Via carnalthoughts, a whole lot of yes:
Typifying the trend to a tee are the two novels named as finalists for every prize this season, including Britain’s prestigious Man Booker: Half-Blood Blues, by Esi Edugyan, a story of music and race in Nazi Germany; and Patrick deWitt’s The Sisters Brothers, a California-set Western. Joining them to make a majority on the Giller list is The Free World by David Bezmozgis, which is about a family of Soviet émigrés squabbling in Rome on their way to a somewhere else that may or may not be Canada. And having pioneered the new direction with his Booker-winning The English Patient almost 20 years ago, Michael Ondaatje is represented by The Cat’s Table, another novel of transit set on the high seas, a world away from its author’s adopted homeland.
Almost a decade after Yann Martel described Canada as “the greatest hotel on earth” in accepting the Booker Prize for The Life of Pi – a famous Canadian novel that begins in India and ends in Mexico – Canadian content has only become rarer in Canadian literature. While many U.S. and British writers turn inward – a trend exemplified by Julian Barnes’s Booker-winning The Sense of an Ending – Canadian literature is more than ever characterized by free-floating cosmopolitanism.
So says John Barber in The Globe and Mail. Xenophobic click-baiting title aside, there are some interesting points here, mainly on the matter of awarding home-grown or home-set titles.
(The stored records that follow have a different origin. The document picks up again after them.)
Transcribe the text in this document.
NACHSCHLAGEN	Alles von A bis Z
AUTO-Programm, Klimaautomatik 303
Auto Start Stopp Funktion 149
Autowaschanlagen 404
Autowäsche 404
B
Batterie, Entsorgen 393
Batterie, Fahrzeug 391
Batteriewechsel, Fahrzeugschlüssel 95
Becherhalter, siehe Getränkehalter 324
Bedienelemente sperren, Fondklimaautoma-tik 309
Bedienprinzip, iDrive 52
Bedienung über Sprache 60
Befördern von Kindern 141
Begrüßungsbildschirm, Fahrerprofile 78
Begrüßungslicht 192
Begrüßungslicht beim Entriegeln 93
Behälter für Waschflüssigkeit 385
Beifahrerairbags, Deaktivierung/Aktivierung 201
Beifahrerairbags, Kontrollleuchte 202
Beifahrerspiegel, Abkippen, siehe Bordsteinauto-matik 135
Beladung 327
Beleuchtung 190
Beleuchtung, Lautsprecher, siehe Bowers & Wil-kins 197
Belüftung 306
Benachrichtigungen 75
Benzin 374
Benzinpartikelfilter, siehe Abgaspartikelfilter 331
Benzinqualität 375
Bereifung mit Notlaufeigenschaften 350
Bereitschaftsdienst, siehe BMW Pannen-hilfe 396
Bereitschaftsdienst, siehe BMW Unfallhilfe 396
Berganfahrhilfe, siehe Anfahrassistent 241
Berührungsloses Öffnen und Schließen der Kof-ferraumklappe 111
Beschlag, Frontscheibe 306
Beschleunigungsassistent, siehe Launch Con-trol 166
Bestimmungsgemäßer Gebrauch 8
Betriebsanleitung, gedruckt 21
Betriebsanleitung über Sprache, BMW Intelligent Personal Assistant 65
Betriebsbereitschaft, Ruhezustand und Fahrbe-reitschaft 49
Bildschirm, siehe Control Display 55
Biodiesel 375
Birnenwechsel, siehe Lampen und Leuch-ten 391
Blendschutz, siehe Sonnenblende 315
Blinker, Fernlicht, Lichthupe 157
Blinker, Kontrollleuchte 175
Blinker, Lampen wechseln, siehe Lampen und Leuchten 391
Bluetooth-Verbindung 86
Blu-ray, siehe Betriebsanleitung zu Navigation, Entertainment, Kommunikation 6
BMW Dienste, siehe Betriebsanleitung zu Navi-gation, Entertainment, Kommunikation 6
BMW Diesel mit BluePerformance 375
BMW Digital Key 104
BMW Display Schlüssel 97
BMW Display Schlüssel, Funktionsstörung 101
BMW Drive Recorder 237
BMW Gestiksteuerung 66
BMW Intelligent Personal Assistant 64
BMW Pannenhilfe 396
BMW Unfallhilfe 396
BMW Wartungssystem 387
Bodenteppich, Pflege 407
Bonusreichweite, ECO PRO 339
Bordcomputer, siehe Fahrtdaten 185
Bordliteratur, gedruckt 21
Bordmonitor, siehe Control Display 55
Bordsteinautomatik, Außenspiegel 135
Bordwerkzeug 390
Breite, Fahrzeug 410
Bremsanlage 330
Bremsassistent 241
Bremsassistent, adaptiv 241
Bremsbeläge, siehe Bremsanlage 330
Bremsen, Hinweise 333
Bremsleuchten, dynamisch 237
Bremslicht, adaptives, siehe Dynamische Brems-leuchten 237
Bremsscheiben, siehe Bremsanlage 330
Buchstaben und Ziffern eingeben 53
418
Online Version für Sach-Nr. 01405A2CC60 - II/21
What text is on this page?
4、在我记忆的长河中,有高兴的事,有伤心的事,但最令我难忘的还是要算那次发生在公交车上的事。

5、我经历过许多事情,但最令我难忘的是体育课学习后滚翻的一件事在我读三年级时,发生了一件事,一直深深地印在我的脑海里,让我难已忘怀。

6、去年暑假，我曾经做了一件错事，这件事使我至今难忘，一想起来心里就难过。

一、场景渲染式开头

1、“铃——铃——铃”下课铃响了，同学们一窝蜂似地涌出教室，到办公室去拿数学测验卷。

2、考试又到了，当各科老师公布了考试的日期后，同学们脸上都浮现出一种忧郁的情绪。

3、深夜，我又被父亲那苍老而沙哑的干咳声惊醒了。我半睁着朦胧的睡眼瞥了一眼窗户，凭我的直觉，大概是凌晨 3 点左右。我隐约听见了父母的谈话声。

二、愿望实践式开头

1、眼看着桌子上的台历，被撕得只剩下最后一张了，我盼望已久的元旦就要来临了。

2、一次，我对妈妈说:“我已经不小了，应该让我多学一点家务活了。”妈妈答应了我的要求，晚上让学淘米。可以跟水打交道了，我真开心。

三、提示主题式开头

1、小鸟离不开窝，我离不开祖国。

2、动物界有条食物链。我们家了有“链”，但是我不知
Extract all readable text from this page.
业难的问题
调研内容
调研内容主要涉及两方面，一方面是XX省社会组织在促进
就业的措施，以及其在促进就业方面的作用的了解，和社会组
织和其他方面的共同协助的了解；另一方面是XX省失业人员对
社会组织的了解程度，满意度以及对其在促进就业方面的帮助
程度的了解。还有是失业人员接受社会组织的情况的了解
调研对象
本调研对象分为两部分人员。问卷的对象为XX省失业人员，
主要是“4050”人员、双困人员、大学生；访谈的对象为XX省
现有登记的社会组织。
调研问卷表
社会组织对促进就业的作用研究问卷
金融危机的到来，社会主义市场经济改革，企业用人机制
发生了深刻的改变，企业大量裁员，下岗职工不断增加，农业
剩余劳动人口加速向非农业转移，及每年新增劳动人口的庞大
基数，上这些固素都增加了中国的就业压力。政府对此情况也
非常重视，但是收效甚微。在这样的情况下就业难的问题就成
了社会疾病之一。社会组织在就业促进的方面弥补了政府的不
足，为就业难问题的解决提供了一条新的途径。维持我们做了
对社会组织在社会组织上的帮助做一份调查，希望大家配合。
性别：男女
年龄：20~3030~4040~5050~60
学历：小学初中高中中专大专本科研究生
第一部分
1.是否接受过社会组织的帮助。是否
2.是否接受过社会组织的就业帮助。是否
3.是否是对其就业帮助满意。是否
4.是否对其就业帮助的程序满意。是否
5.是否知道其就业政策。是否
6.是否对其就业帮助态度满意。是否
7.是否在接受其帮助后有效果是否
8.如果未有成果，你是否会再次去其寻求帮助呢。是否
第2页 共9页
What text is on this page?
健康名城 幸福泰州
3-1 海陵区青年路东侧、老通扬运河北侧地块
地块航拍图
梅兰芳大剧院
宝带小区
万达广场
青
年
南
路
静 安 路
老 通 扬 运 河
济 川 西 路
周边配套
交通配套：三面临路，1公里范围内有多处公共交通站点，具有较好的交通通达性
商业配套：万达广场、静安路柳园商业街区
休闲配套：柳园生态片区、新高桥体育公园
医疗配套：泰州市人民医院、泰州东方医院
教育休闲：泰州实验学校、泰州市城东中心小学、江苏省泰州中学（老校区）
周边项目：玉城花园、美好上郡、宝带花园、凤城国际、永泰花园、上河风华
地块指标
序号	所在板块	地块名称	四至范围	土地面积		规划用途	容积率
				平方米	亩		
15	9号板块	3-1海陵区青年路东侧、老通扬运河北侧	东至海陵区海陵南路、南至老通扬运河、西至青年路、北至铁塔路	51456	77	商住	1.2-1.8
That even the Governor General’s Award’s selection crew didn’t see fit to name at least 3 unambiguously Canadian-set texts certainly suggests the 1970s are over. This is encouraging as someone who hopes to make CanLit syllabi one day and would like to not have “but where is Canada?” come up in response to every text I like after…1980. People still ask it whenever The Collected Works of Billy the Kid is taught, and the usual answer — that not every text has to be taught via nationalism, as indeed, not every text is nationalist — is still unsatisfactory for many people. (And so In the Skin of a Lion, which is good but not as good, gets taught for the sake of being more teachable.)
There are also some things to qualify, though. First, cosmopolitanism is nothing new: A.M. Klein’s protagonists always fancied themselves men-of-the-world, often with a European slant; ditto Leonard Cohen; ditto Mavis Gallant, whose émigré Canadians are almost always Parisians first; ditto Rohinton Mistry, who actually won the GG for a book set entirely in Mumbai.
Second, I’d point out that Bezmosgis’s characters are certainly, not ambiguously, bound for Canada. Ondaatje’s curiously named protagonist Michael also ends up becoming a writer in Canada, rather like another enigmatic Michael who, for anonymity’s sake, we’ll call M. Ondaatje, or Michael O. My point being: if the fixed address at the end of the journey, which is depicted as the start of the immigrant novel’s composition as it is in both these cases (and in Life of Pi if I’m remembering correctly, and occasionally in Rohinton Mistry), is unambiguously Canada, then what about this cosmopolitanism is “free-floating”?
That’s like saying you’re off the grid whenever you use the TTC.